I pick up my phone to text my mom. I’m distracted by the notification bubbles on the screen.
I’ve been going to pick up I Capture the Castle all day and read a bit. But one thing and another calls for my attention. Much as when you give a mouse a cookie, I distractedly traverse from one task to another.
The dryer hums. The house is peaceful. Cool air pours through the vents and most of our clutter resides in proper places. It’s a once-in-every-three-months occurrence. Guitar chords come from the basement and out in the Secret Garden my daughter places chairs and stepping stones. I step out to feed our orphan kittens; toss the red and yellow ball to distract Theodore.
The mandevilla blooms and sways in the cone wood woven hanging basket. The grass waves green and will soon need the mower again. A few weeds poke up along the edge of the cement wall. How do they manage to thrive in the obscure space? Hydrangeas bloom; white vinyl fence their backdrop. The bright green of sweet potato vines bobs an invitation.
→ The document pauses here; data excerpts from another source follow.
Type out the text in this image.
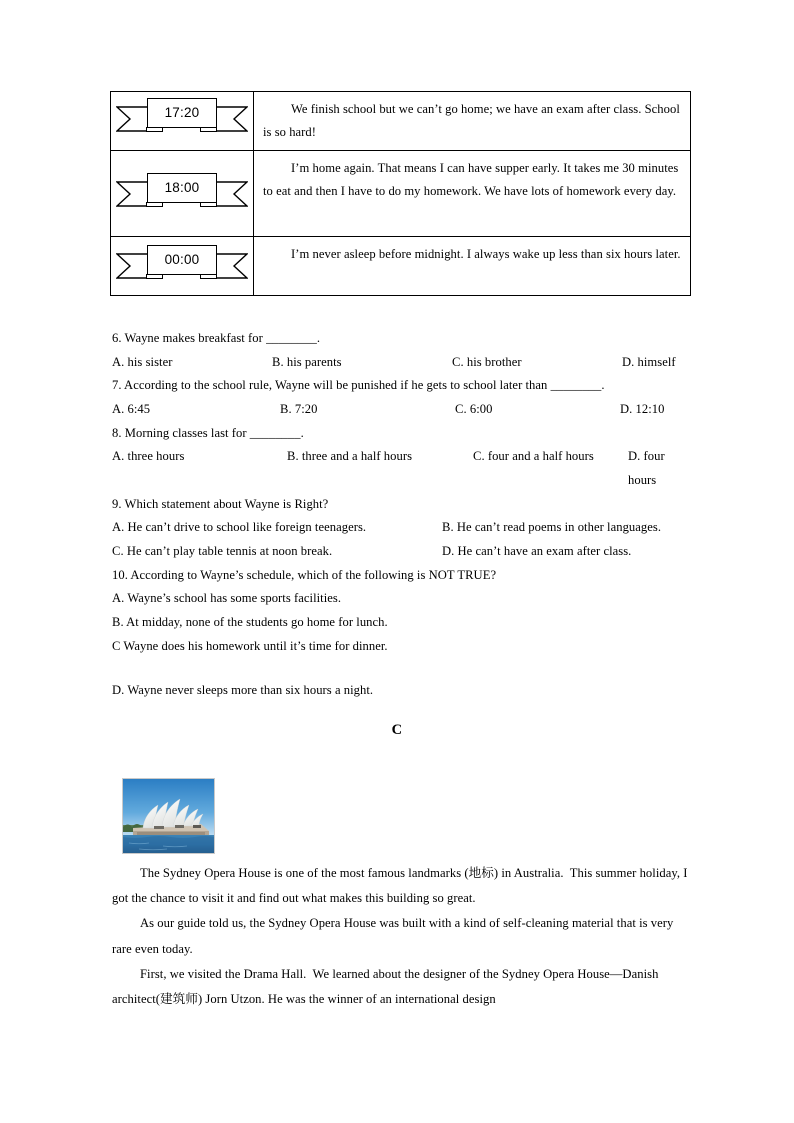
17:20	We finish school but we can’t go home; we have an exam after class. School is so hard!

18:00	I’m home again. That means I can have supper early. It takes me 30 minutes to eat and then I have to do my homework. We have lots of homework every day.

00:00	I’m never asleep before midnight. I always wake up less than six hours later.
6. Wayne makes breakfast for ________.
A. his sister	B. his parents	C. his brother	D. himself
7. According to the school rule, Wayne will be punished if he gets to school later than ________.
A. 6:45	B. 7:20	C. 6:00	D. 12:10
8. Morning classes last for ________.
A. three hours	B. three and a half hours	C. four and a half hours	D. four hours
9. Which statement about Wayne is Right?
A. He can’t drive to school like foreign teenagers.	B. He can’t read poems in other languages.
C. He can’t play table tennis at noon break.	D. He can’t have an exam after class.
10. According to Wayne’s schedule, which of the following is NOT TRUE?
A. Wayne’s school has some sports facilities.
B. At midday, none of the students go home for lunch.
C Wayne does his homework until it’s time for dinner.
D. Wayne never sleeps more than six hours a night.
C

The Sydney Opera House is one of the most famous landmarks (地标) in Australia.  This summer holiday, I got the chance to visit it and find out what makes this building so great.

As our guide told us, the Sydney Opera House was built with a kind of self-cleaning material that is very rare even today.

First, we visited the Drama Hall.  We learned about the designer of the Sydney Opera House—Danish architect(建筑师) Jorn Utzon. He was the winner of an international design
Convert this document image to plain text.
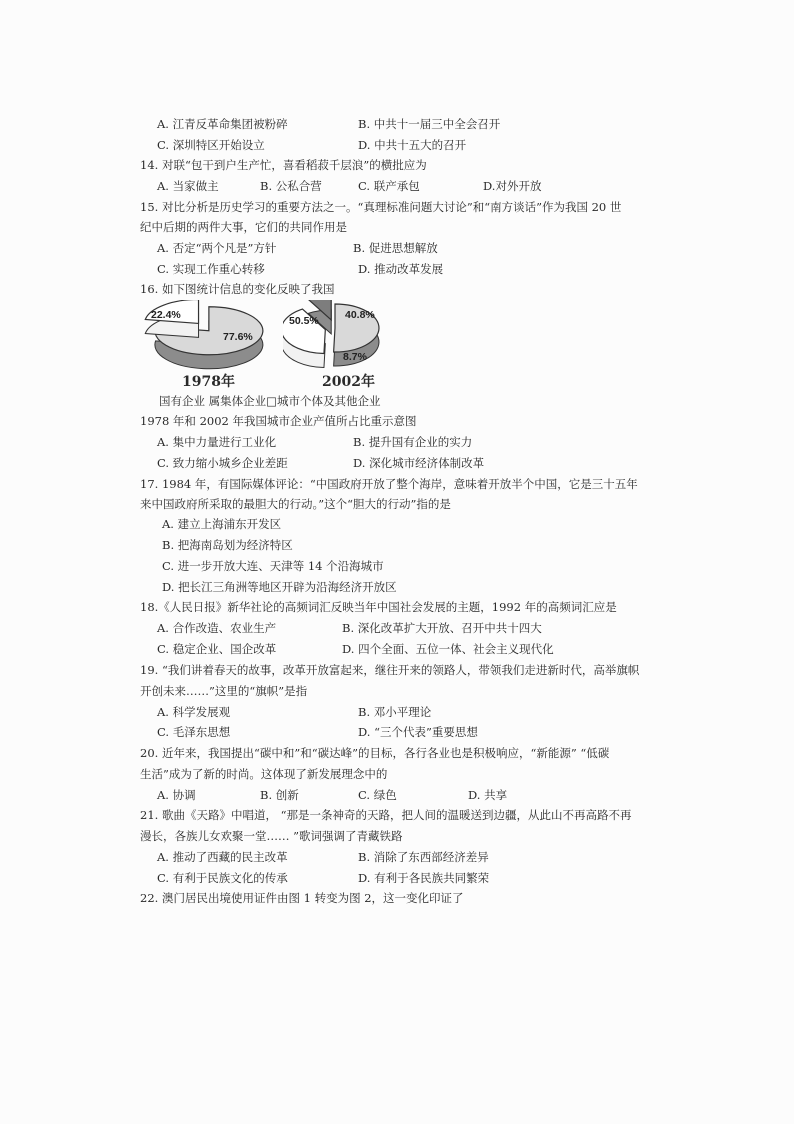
A. 江青反革命集团被粉碎	B. 中共十一届三中全会召开
C. 深圳特区开始设立	D. 中共十五大的召开
14. 对联“包干到户生产忙，喜看稻菽千层浪”的横批应为
A. 当家做主	B. 公私合营	C. 联产承包	D.对外开放
15. 对比分析是历史学习的重要方法之一。“真理标准问题大讨论”和“南方谈话”作为我国 20 世
纪中后期的两件大事，它们的共同作用是
A. 否定“两个凡是”方针	B. 促进思想解放
C. 实现工作重心转移	D. 推动改革发展
16. 如下图统计信息的变化反映了我国
77.6%
22.4%	50.5% 40.8%
8.7%
1978年	2002年
国有企业 属集体企业□城市个体及其他企业
1978 年和 2002 年我国城市企业产值所占比重示意图
A. 集中力量进行工业化	B. 提升国有企业的实力
C. 致力缩小城乡企业差距	D. 深化城市经济体制改革
17. 1984 年，有国际媒体评论：“中国政府开放了整个海岸，意味着开放半个中国，它是三十五年
来中国政府所采取的最胆大的行动。”这个“胆大的行动”指的是
A. 建立上海浦东开发区
B. 把海南岛划为经济特区
C. 进一步开放大连、天津等 14 个沿海城市
D. 把长江三角洲等地区开辟为沿海经济开放区
18.《人民日报》新华社论的高频词汇反映当年中国社会发展的主题，1992 年的高频词汇应是
A. 合作改造、农业生产	B. 深化改革扩大开放、召开中共十四大
C. 稳定企业、国企改革	D. 四个全面、五位一体、社会主义现代化
19. “我们讲着春天的故事，改革开放富起来，继往开来的领路人，带领我们走进新时代，高举旗帜
开创未来……”这里的“旗帜”是指
A. 科学发展观	B. 邓小平理论
C. 毛泽东思想	D. “三个代表”重要思想
20. 近年来，我国提出“碳中和”和“碳达峰”的目标，各行各业也是积极响应，“新能源” “低碳
生活”成为了新的时尚。这体现了新发展理念中的
A. 协调	B. 创新	C. 绿色	D. 共享
21. 歌曲《天路》中唱道， “那是一条神奇的天路，把人间的温暖送到边疆，从此山不再高路不再
漫长，各族儿女欢聚一堂…… ”歌词强调了青藏铁路
A. 推动了西藏的民主改革	B. 消除了东西部经济差异
C. 有利于民族文化的传承	D. 有利于各民族共同繁荣
22. 澳门居民出境使用证件由图 1 转变为图 2，这一变化印证了
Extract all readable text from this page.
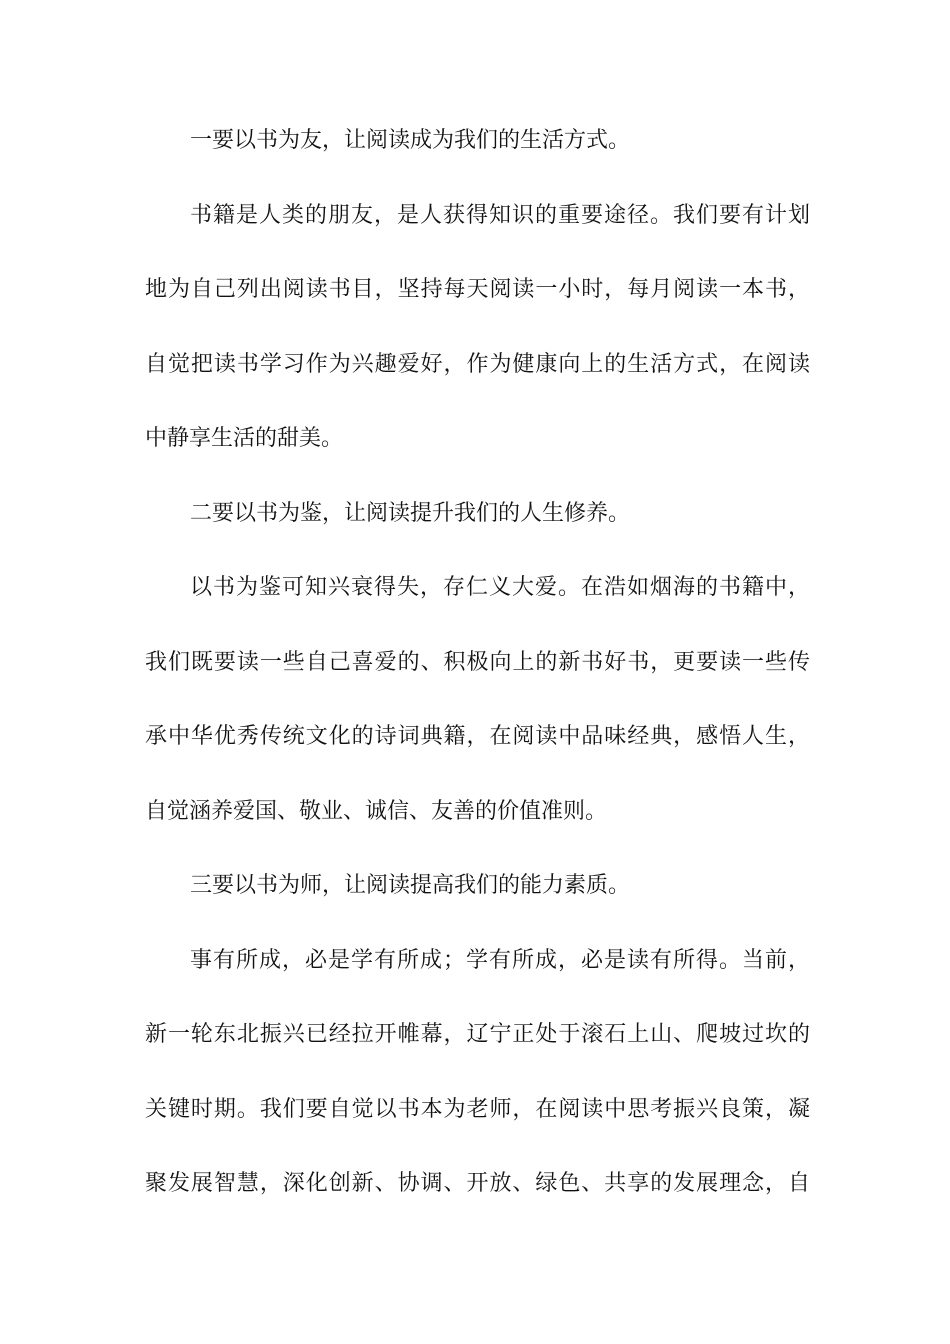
一要以书为友，让阅读成为我们的生活方式。
书籍是人类的朋友，是人获得知识的重要途径。我们要有计划
地为自己列出阅读书目，坚持每天阅读一小时，每月阅读一本书，
自觉把读书学习作为兴趣爱好，作为健康向上的生活方式，在阅读
中静享生活的甜美。
二要以书为鉴，让阅读提升我们的人生修养。
以书为鉴可知兴衰得失，存仁义大爱。在浩如烟海的书籍中，
我们既要读一些自己喜爱的、积极向上的新书好书，更要读一些传
承中华优秀传统文化的诗词典籍，在阅读中品味经典，感悟人生，
自觉涵养爱国、敬业、诚信、友善的价值准则。
三要以书为师，让阅读提高我们的能力素质。
事有所成，必是学有所成；学有所成，必是读有所得。当前，
新一轮东北振兴已经拉开帷幕，辽宁正处于滚石上山、爬坡过坎的
关键时期。我们要自觉以书本为老师，在阅读中思考振兴良策，凝
聚发展智慧，深化创新、协调、开放、绿色、共享的发展理念，自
But my distracted gaze settles on the displaced mulch and disheveled porch furniture.
Despite dust and weeds, insects and decisions, despite all that distracts and detracts, perhaps this is the secret.
Deliberate gratitude.
Basking in beauty.
Stopping to savor what is.
A soul soak of splendor.
A mindset of intention.
Distraction will steadily and stealthily steal my life away.
I miss the moments presented right now.
And one day, looking back over my shoulder, the realization will dawn.
In distraction’s tug at me, I’ve missed the very gift of life that was in front of me all along.